Teror demi teror menyambut Adi dan Ayu di tengah perjalanan turun dari Gunung Ceremai, Jawa Barat. Mereka mendengar tawa cekikikan, ucapan salam, bahkan orang marah-marah dalam bahasa Sunda. Namun, suara-suara tersebut tidak bisa diketahui asalnya. Tak terhitung pula berapa kali mereka secara bergantian menjumpai penampakan-penampakan dedemit; bayangan-bayangan hitam berkelebat di antara pepohonan, seekor kuda aneh tanpa sosok penunggang, pocong, hingga orang-orang yang kepalanya jatuh menggelinding sambil tertawa, dan sebuah keranda terbang.
Pada mulanya perjalanan berlangsung lancar. Memang Adi dan Ayu memutuskan turun saat hari hampir malam. Namun, tak ada yang aneh atau terasa janggal hingga mereka beristirahat di pos Batu Lingga dan Ayu membuang pembalut bekas haidnya ke rimbunan semak.
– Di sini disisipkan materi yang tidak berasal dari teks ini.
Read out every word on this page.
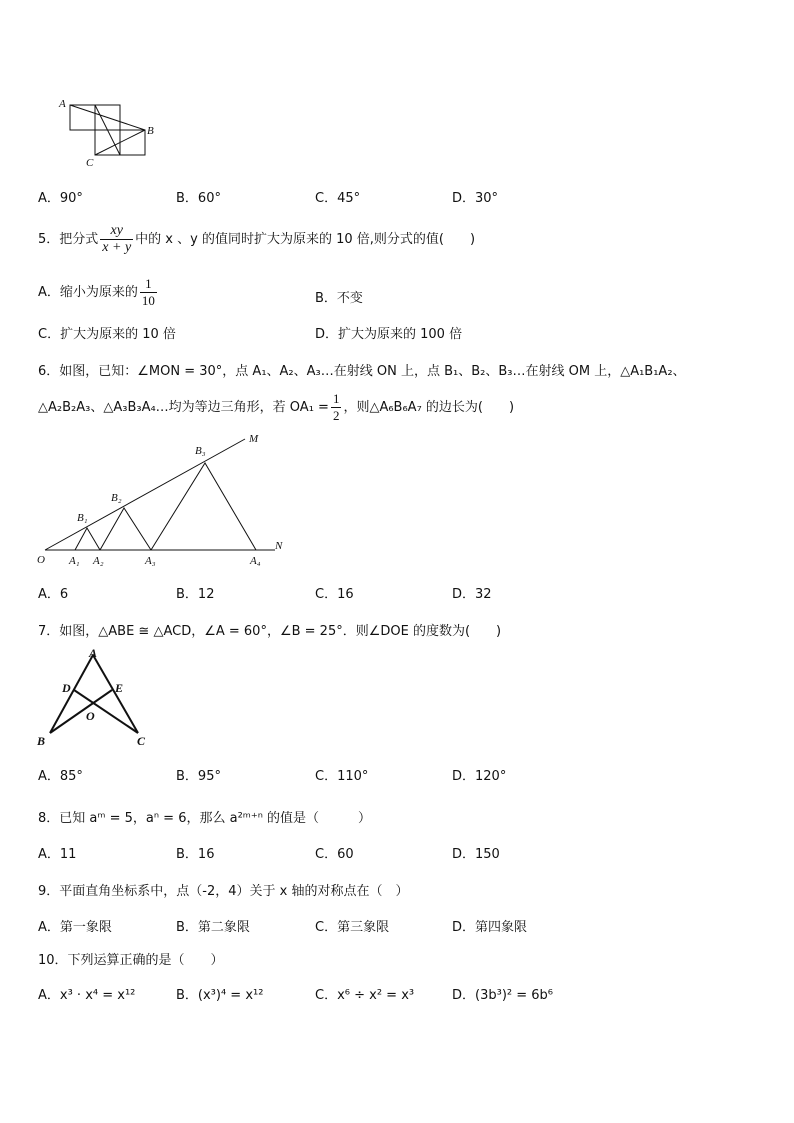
A
B
C
A．90°	B．60°	C．45°	D．30°
5．把分式 $\frac{xy}{x + y}$ 中的 x 、y 的值同时扩大为原来的 10 倍,则分式的值(　　)
A．缩小为原来的 $\frac{1}{10}$	B．不变
C．扩大为原来的 10 倍	D．扩大为原来的 100 倍
6．如图，已知：∠MON = 30°，点 A₁、A₂、A₃…在射线 ON 上，点 B₁、B₂、B₃…在射线 OM 上，△A₁B₁A₂、
△A₂B₂A₃、△A₃B₃A₄…均为等边三角形，若 $OA_1 = \frac{1}{2}$ ，则△A₆B₆A₇ 的边长为(　　)
O
M
N
A₁ A₂	A₃	A₄
B₁
B₂
B₃
A．6	B．12	C．16	D．32
7．如图，△ABE ≅ △ACD，∠A = 60°，∠B = 25°．则∠DOE 的度数为(　　)
A
B	C
D	E
O
A．85°	B．95°	C．110°	D．120°
8．已知 aᵐ = 5，aⁿ = 6，那么 a²ᵐ⁺ⁿ 的值是（　　　）
A．11	B．16	C．60	D．150
9．平面直角坐标系中，点（-2，4）关于 x 轴的对称点在（　）
A．第一象限	B．第二象限	C．第三象限	D．第四象限
10．下列运算正确的是（　　）
A．x³ · x⁴ = x¹²	B．(x³)⁴ = x¹²	C．x⁶ ÷ x² = x³	D．(3b³)² = 6b⁶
Nyi Linggi, yang dikisahkan sebagai salah satu penguasa Ceremai, merasa tersinggung atas perbuatan Ayu dan sejak itulah perjalanan mereka berubah menjadi wisata horor di alam terbuka.
Pengalaman Adi dan Ayu semula diunggah oleh Aras Anggoro di Facebook, kemudian diceritakan kembali oleh Fajar Aditya via kanal Youtube RJL 5. Ia bahkan sampai menggelar sesi tanya-jawab live bersama Aras Anggoro untuk membuktikan bahwa ceritanya bukan fiksi semata. Selain RJL 5, Prasodjo Muhammad sempat juga turut membacakan cerita serupa di kanalnya.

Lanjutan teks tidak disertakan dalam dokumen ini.